Он будет часто повторять, что жизнь литератора сосредоточена в его кабинете, что противоречит шумным протестам, с которыми он обрушится на сказанное Бальзаком в «Кузине Бетте»
. И всё же так и не постигнет душу поэта, этот уникальный, замкнутый мир, не сообщающийся с внешним. Он будет считать, что другие могут указывать поэту, подбадривать его, порицать. «Не хватает Буало…»
.
И не разглядев пропасти, отделяющей писателя от человека, не поняв, что писатель выказывает свое «я» лишь в книгах, а прилюдно (даже в общении с другими писателями, становящимися таковыми только наедине с собой) выглядит таким же, как все, Сент-Бёв положит начало своему знаменитому методу, составляющему, согласно Тэну, Бурже и другим, его славу, методу, суть которого в том, что, стремясь познать поэта или писателя, надо жадно набрасываться с расспросами на всех, кто знал его, бывал у него и может сообщить, как он вел себя по отношению к женщинам и т. п., то есть как раз то, что не причастно к подлинному «я» творца.
Кажется, за всю свою жизнь Сент-Бёв так и не понял, в чем суть литературы. Он ставил ее на одну доску с беседой.
Как мы увидим, его поверхностная концепция не претерпит изменений, но его искусственный идеал будет навсегда утрачен. Необходимость заставила его отказаться от обычной жизни. Вынужденный уйти с должности заведующего библиотекой Мазарини
, он испытывал нужду в занятии, которое позволило бы ему… (и т. д.), и охотно принимал предложения…
С этого момента вожделенный досуг был заменен неистовым трудом. «С самого утра…», – свидетельствует один из его секретарей…
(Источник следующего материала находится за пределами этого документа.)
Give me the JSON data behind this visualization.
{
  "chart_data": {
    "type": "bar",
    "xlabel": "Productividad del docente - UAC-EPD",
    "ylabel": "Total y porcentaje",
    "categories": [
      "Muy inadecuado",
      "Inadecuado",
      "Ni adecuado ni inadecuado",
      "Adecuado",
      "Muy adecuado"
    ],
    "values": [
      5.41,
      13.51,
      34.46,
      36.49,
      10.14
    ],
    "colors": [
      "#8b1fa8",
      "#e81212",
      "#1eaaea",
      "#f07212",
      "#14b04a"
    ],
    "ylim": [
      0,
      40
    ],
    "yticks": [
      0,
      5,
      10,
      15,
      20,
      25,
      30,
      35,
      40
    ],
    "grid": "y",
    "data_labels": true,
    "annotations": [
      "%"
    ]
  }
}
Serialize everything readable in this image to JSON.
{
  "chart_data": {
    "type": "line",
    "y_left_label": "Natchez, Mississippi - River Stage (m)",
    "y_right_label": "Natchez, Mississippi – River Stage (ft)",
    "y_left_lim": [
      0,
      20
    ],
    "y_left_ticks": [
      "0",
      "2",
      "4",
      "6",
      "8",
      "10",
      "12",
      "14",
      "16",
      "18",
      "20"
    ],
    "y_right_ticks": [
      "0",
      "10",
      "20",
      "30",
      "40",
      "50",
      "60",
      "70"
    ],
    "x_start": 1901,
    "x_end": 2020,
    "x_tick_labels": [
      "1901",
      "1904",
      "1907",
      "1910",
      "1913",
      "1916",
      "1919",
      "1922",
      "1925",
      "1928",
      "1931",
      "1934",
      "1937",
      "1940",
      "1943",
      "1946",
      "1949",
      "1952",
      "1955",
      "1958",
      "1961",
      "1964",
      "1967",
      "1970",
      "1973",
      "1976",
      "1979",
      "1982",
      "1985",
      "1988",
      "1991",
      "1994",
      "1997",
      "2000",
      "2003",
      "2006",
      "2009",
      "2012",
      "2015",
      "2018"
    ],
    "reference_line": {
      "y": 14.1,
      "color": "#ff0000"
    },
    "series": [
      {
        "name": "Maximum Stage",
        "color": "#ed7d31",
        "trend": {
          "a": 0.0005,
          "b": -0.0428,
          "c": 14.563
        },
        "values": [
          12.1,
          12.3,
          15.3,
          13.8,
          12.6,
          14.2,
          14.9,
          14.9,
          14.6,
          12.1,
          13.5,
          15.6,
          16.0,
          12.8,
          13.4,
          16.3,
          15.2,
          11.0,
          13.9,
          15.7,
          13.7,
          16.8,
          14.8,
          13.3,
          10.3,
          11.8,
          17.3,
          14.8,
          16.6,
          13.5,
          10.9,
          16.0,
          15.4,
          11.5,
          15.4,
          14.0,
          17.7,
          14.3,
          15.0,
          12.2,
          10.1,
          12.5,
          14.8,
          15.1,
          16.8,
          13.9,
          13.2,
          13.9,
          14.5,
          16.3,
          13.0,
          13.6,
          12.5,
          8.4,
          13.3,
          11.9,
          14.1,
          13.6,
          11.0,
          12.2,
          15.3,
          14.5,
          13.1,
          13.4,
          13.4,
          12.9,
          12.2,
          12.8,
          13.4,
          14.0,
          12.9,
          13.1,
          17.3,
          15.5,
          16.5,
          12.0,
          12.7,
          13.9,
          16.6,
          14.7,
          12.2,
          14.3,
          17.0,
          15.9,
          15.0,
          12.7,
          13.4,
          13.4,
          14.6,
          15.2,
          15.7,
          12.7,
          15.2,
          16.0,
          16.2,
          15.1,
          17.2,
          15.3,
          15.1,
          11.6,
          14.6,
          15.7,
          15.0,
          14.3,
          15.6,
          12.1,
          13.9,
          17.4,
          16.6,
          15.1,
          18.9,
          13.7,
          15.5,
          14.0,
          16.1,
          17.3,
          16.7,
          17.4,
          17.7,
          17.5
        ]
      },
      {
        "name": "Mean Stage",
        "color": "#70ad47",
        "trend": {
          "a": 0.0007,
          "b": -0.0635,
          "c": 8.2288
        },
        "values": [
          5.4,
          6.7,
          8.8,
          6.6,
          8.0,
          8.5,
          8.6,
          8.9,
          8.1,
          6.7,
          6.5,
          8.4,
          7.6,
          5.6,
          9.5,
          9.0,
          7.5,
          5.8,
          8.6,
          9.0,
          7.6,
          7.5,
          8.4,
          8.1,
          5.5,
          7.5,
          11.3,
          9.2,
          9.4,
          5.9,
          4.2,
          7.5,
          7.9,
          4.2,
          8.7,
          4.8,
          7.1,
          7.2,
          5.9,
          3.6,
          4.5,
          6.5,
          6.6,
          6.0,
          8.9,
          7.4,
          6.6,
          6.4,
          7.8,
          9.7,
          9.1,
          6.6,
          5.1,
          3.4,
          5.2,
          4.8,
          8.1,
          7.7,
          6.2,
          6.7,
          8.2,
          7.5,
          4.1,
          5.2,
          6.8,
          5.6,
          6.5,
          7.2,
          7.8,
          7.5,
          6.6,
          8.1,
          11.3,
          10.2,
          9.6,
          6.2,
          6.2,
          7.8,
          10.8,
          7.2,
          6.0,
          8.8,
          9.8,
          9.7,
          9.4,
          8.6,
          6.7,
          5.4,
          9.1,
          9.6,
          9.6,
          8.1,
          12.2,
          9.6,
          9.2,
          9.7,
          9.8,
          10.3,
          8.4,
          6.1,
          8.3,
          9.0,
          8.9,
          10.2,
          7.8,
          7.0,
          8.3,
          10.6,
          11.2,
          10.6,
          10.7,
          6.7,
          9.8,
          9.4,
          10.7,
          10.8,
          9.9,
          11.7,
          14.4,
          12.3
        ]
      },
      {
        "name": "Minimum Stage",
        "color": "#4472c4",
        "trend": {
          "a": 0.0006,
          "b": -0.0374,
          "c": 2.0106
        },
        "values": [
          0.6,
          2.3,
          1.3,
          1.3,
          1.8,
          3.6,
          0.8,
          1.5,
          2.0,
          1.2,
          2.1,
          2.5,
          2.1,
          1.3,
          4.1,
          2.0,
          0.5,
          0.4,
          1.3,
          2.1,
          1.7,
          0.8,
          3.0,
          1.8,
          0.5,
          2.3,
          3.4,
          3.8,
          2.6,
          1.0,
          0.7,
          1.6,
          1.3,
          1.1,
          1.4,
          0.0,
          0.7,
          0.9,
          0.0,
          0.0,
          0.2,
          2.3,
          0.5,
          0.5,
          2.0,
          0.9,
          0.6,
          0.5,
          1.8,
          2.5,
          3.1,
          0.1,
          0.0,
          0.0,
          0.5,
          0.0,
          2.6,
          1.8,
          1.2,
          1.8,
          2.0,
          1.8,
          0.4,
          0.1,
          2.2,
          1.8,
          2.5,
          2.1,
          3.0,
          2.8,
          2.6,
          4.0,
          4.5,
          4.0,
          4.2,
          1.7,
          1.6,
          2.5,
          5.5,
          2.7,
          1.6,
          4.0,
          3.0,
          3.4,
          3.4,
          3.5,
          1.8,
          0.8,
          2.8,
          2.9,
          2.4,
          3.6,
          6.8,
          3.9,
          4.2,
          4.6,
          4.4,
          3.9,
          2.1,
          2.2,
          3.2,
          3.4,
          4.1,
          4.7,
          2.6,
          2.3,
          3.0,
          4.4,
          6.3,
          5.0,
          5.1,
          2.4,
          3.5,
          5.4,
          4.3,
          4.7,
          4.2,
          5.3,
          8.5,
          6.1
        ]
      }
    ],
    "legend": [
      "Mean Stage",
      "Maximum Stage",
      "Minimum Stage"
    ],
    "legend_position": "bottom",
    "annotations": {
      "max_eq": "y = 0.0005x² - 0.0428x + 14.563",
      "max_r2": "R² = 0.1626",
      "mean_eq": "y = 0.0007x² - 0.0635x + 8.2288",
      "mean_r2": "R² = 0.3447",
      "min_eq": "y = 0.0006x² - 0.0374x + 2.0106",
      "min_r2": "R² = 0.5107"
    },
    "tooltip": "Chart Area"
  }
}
Эта работа вынудила его обнародовать кучу идей, которые, возможно, никогда бы не увидели свет, держись он за неторопливый образ жизни, избранный им в начале пути. Он словно поражен той выгодой, которую иные умы способны извлечь из необходимости творить (Фавр, Форьель, Фонтан
). В течение десяти лет всё, что могло быть припасено для друзей, для самого себя, для долго вынашиваемого произведения, которое он, конечно, никогда бы не написал, облекалось в слова и бесперебойно фонтанировало из него. Те кладовые, где мы храним драгоценнейшие мысли: и ту, из которой должен выкристаллизоваться роман, и другую, которую можно развернуть в поэтический образ, и третью, чью красоту однажды ощутил, – раскрывались им в то время, когда он читал книгу, по поводу которой нужно было высказаться, и он лихо раздаривал самое прекрасное – жертвовал лучшим своим Исааком, великолепнейшей своей Ифигенией. «Пускаю в ход все средства, – говаривал он, – расстреливаю всё до последнего патрона». Можно сказать, что на заряды ракет, которые он с громовым треском выпускал в течение десяти лет каждый понедельник, он растратил материал, который пошел бы на создание более долговечных творений.